Já quem já utiliza o carro há duas ou mais gerações multiplicou por dois o tempo exigido para ir e voltar do trabalho, justamente pela “invasão” desses veículos comprados pela nova classe média. Assim, retirar a vantagem do táxi prejudica principalmente quem podia utilizar este último recurso de se defender contra o trânsito da cidade, aqueles que andam distâncias de no máximo 15Km por dia, que vivem no centro expandido da cidade.
Reconheço a importância dos táxis para cumprir as falhas históricas e inadmissíveis do transporte coletivo da cidade, por exemplo no transporte noturno e no acesso a vias distantes de pontos de ônibus e metrô. Mas nas vias que já há corredor de ônibus este argumento não procede pois já há maneira de se locomover pela oferta de coletivos que circulam e que são muito afetados pelo atual beneficio dado ao táxi nessas vias.

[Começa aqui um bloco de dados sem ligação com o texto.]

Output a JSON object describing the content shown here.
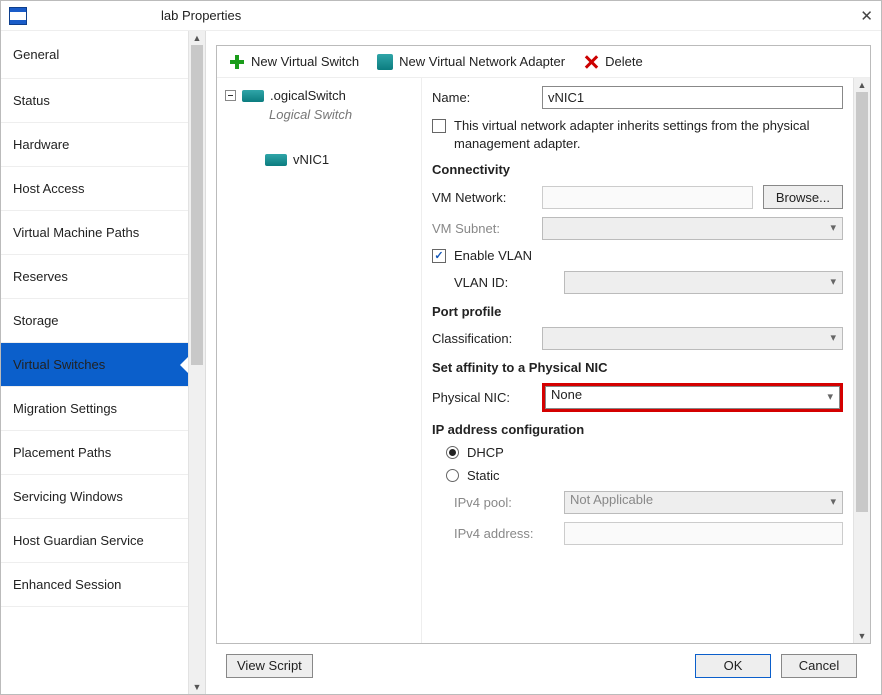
{
  "window": {
    "title": "lab Properties"
  },
  "sidebar": {
    "items": [
      "General",
      "Status",
      "Hardware",
      "Host Access",
      "Virtual Machine Paths",
      "Reserves",
      "Storage",
      "Virtual Switches",
      "Migration Settings",
      "Placement Paths",
      "Servicing Windows",
      "Host Guardian Service",
      "Enhanced Session"
    ],
    "active_index": 7
  },
  "toolbar": {
    "new_switch": "New Virtual Switch",
    "new_adapter": "New Virtual Network Adapter",
    "delete": "Delete"
  },
  "tree": {
    "switch_name": ".ogicalSwitch",
    "switch_subtitle": "Logical Switch",
    "adapter_name": "vNIC1"
  },
  "form": {
    "labels": {
      "name": "Name:",
      "inherit": "This virtual network adapter inherits settings from the physical management adapter.",
      "connectivity": "Connectivity",
      "vm_network": "VM Network:",
      "vm_subnet": "VM Subnet:",
      "enable_vlan": "Enable VLAN",
      "vlan_id": "VLAN ID:",
      "port_profile": "Port profile",
      "classification": "Classification:",
      "affinity": "Set affinity to a Physical NIC",
      "physical_nic": "Physical NIC:",
      "ip_config": "IP address configuration",
      "dhcp": "DHCP",
      "static": "Static",
      "ipv4_pool": "IPv4 pool:",
      "ipv4_address": "IPv4 address:",
      "browse": "Browse..."
    },
    "values": {
      "name": "vNIC1",
      "vm_network": "",
      "vm_subnet": "",
      "inherit_checked": false,
      "enable_vlan_checked": true,
      "vlan_id": "",
      "classification": "",
      "physical_nic": "None",
      "ip_mode": "dhcp",
      "ipv4_pool": "Not Applicable",
      "ipv4_address": ""
    }
  },
  "buttons": {
    "view_script": "View Script",
    "ok": "OK",
    "cancel": "Cancel"
  }
}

O prefeito Haddad assumiu a árdua tarefa de convencer, articular e impor a cidade a urgência do transporte coletivo. Não há espaço para vagas nas vias, táxis com prioridades, não há espaço para praticar uma rotina com transporte individual em São Paulo. Para um problema radical e dessa envergadura cabe uma transformação democrática e aguda. É difícil acertar por onde começar sem analisar com tautologia, no caso da atual gestão foi pela ampliação dos corredores, há ainda a melhoria das condições dos ônibus, clareza nas informações, reestruturação e ampliação das linhas. Há também o metrô, sempre relembrado com a real solução mas com prazos de construção de uma década. A solução urgente que se apresenta é a valorização dos ônibus da cidade, aumentando a frota, melhorando as condições e o conforto para os passageiros, e liberando caminho para circularem por corredores e faixas exclusivas. Assim os usuários de carros e táxis fora dos corredores de ônibus poderão observar imobilizados as vantagens de flanar pela cidade nos ônibus.
notas
1
EDITORIAL. Táxi não é o vilão. Folha de S.Paulo, São Paulo, 19 dez. 2013, p. A2.
2
SCHWARTSMAN, Hélio. O lugar do táxi. Folha de S.Paulo, São Paulo, 20 dez. 2013, p. A2.
3
No caso da Rebouças, durante uma hora no pico, 250 passageiros de táxi impactam 30.328 usuários de ônibus, segundo o estudo do MPF. Fonte: Portal G1
4
Expressão do ex-presidente Lula, nome também da exposição sobre o crescimento recente das cidades brasileiras na última Bienal de Arquitetura de São Paulo.
5
Números baseados em entrevistas que fiz no último ano com moradores de São Paulo de várias classes sociais. Dados ainda não publicados.
sobre o autor
Guilherme Giufrida é economista e antropólogo. Foi assistente de curadoria da X Bienal de Arquitetura de São Paulo, ocorrida em 2013.